Do you ever just feel like you’re floating through life?
Your feet hit the pavement, your weight transfers from the heels of your feet to the tips of your toes, yet you’re not really touching the ground. You feel everything, understand it cognitively, perceive it viscerally — register nothing.
The pandemic made this feeling a mainstay. Just the other day, I read a joke about this phenomenon: an exchange between acquaintances where one asks for the other’s age while the other replies, “23, but adjusted for COVID-19, I’m actually 20.” I chuckled in the same way people do when the joke is about them — when the punchline hits a little too close to home.
The reality is some days I still feel like I’m 15 years old. After the onset of my eating disorder at 14, the passage of time seemed to escape. Hours melted into weeks, into months, into years. I woke only with boxes to tick, rituals to fulfill, convinced that if I didn’t end the day feeling the ache in my bones, I was falling behind.
I imagine myself on the subway: propelled forward, watching the world coalesce, reduced into glimpses of color, fragments of one continuous reality. There are moments of hyper awareness of right now, moments I’m walking down Dwight Way or Piedmont Avenue, jarred into realization that I am here. Although my feet move to the same rhythm, they beat against a new pavement, an ocean away from the stomping grounds I call home.
These moments of realization are brief, yet potent — moments that I stand in the shower, stunned at the revelation that self-care is no longer such a draining feat. That now, doing tasks that previously zapped my energy — brushing my teeth, eating breakfast, doing laundry — are now just tasks I tick off my to-do list. It feels silly to say, but some days I still marvel at my ability to perform such menial tasks because even just a few years ago, the mere thought of doing so was unfathomable.

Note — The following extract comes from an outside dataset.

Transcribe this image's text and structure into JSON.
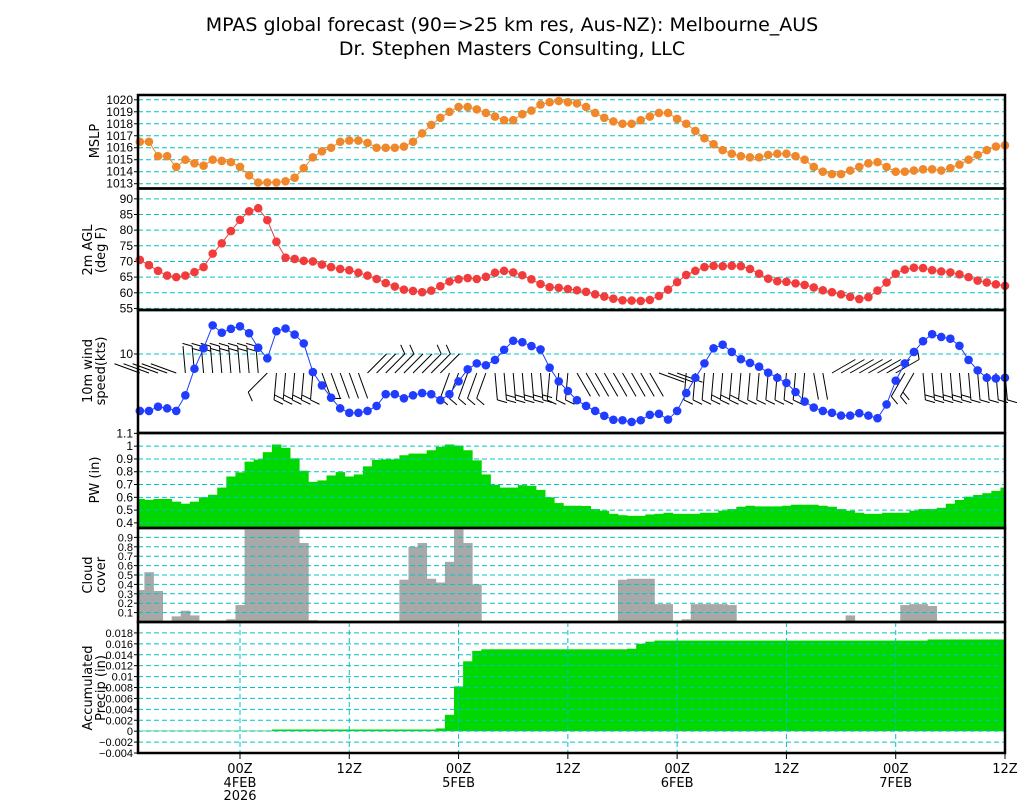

Still, nothing throws me for a loop quite like questions about the pandemic. Questions that leave me grasping for things I never really had — no prom woes, no senior prank day, no propelling my graduation cap into the air. I laugh about my silly little 8-bit prom and Zoom graduation, but even that sounds hollow.
The panic over time passing begins with the pandemic and concludes with the realization my timeline first fractured well before lockdown, when my illness began. The clock kept ticking while I ticked the same compulsive boxes and traveled down my self-constructed maze. Each day was only a variation of the last.
Today, I scroll through my camera roll and realize I have only a handful of photos of myself from the last five years. For the entire duration of my illness, I had endured every day with the intention of one day getting better. I did everything in service of my future self: avoided buying new clothes unless they could one day fit my healthy self, avoided the camera so I wouldn’t be pained with a remembrance of a shriveled existence.
Compounded with a faulty memory from an underfueled brain, some days I don’t know how to explain to people that I can only recall the last few years in a barcode-like manner. That I willfully rendered myself invisible and erased the edges of my identity. In an effort to preserve the sanity of my future self, I never comprehended how my inaction in the present only prolonged the pain. I relentlessly planned and waited, when what I really needed to do was just start.
I’ve known grief before, but never over something I didn’t have. When time warped in on itself and I stepped into another dimension, I didn’t anticipate the whiplash that demanded to be felt. The startling realization of missed opportunities, of relationships that diverged, of people growing parallel to each other. There isn’t anything inherently wrong with grieving bygone potential, but somehow I’m grateful it only hits me in bursts. I’m fortunate that it doesn’t plague the forefront of my mind. At some point, constantly revisiting the past means lingering in some sort of purgatory — a subconscious sacrifice of the future.
And perhaps therein lies the real grief. To continuously celebrate a previous version of yourself is to simultaneously acknowledge that you have already peaked. To believe this, even unconsciously, may hinder us from pursuing further growth — a self-imposed limit that perpetually loops us back into the past. Perhaps it is best to reminisce glimpses of our glory days rather than relive them. Only then are we able to fully comprehend how we’ve arrived at our present.
The truth is we hold the most power from what we pursue in our present. Each day is a chance to reevalute whether our current actions align with the futures we envision — to pivot in the right direction and muster up enough courage to take the first step.